One of Britain’s finest stately homes, Tottenham House, will be sold to a mystery buyer for £11.25 million – despite the fierce objections of the Earl of Cardigan – after the Court of Appeal ruled that estate trustees had acted reasonably in their attempts to obtain the best available deal.
Lord Cardigan argued that the listed house, its stable block and hundreds of surrounding acres – which together form the major assets of his ancestral Savernake Estate, near Marlborough – had been undervalued and were worth up to £15 million.
The estate is owned by a family trust, of which the Earl and his son are the main beneficiaries. Tottenham House had been empty since 1992, and was ‘decaying fast’, and the stable block, also listed, was ‘extremely dilapidated’.
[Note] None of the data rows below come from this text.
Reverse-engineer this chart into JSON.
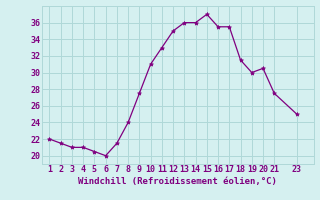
{
  "x": [
    1,
    2,
    3,
    4,
    5,
    6,
    7,
    8,
    9,
    10,
    11,
    12,
    13,
    14,
    15,
    16,
    17,
    18,
    19,
    20,
    21,
    23
  ],
  "y": [
    22,
    21.5,
    21,
    21,
    20.5,
    20,
    21.5,
    24,
    27.5,
    31,
    33,
    35,
    36,
    36,
    37,
    35.5,
    35.5,
    31.5,
    30,
    30.5,
    27.5,
    25
  ],
  "line_color": "#800080",
  "marker": "*",
  "marker_size": 3,
  "bg_color": "#d5f0f0",
  "grid_color": "#afd8d8",
  "xlabel": "Windchill (Refroidissement éolien,°C)",
  "xlabel_color": "#800080",
  "xlabel_fontsize": 6.5,
  "tick_color": "#800080",
  "tick_fontsize": 6,
  "ylim": [
    19,
    38
  ],
  "yticks": [
    20,
    22,
    24,
    26,
    28,
    30,
    32,
    34,
    36
  ],
  "xlim": [
    0.3,
    24.5
  ],
  "xticks": [
    1,
    2,
    3,
    4,
    5,
    6,
    7,
    8,
    9,
    10,
    11,
    12,
    13,
    14,
    15,
    16,
    17,
    18,
    19,
    20,
    21,
    23
  ]
}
The trustees had conditionally agreed the sale with an unidentified buyer – Mr A – in August last year; however, completion was held up as Lord Cardigan fought to have the trustees removed from office. He employed his own expert, who said that an international marketing campaign could have yielded a much better price.
Another potential buyer, Mr B, had offered £11.5 million for the estate, as well as a £575,000 non-returnable deposit and an ‘advantageous’ £5 million loan to the trust. However, the Court noted that that offer was subject to planning permission being obtained for a hotel and residential development.
Dismissing the Earl’s appeal against an earlier decision to allow the sale, the Court noted that the history of Tottenham House was ‘chequered indeed’. It had been on and off the market for some time and had been shown to be a commercially questionable proposition by a failed hotel and golf course project.
Estate agents had taken the view that an open market campaign to find the highest bidder would be ‘risky and undesirable’. The higher valuation put forward by Lord Cardigan also ‘lacked any kind of specificity’. The Court was also ‘much struck’ by arguments that a conditional contract had already been entered into and that, if the Earl’s challenge succeeded, ‘the trust would be in an impossible bind’.
Emphasising that the Court was ‘not a rubber stamp’, the judge added that the decision that the trustees had reached was indeed ‘a momentous one’. However, it was not the court’s role to place ‘insurmountable obstacles’ in the path of the sale to Mr A. The trustees had rightly been concerned to get the best possible price for Tottenham House ‘as speedily and unconditionally as possible’.
The Court concluded that the decision to enter into and complete the intended sale to Mr A was one which reasonable trustees could properly take in the interests of the beneficiaries.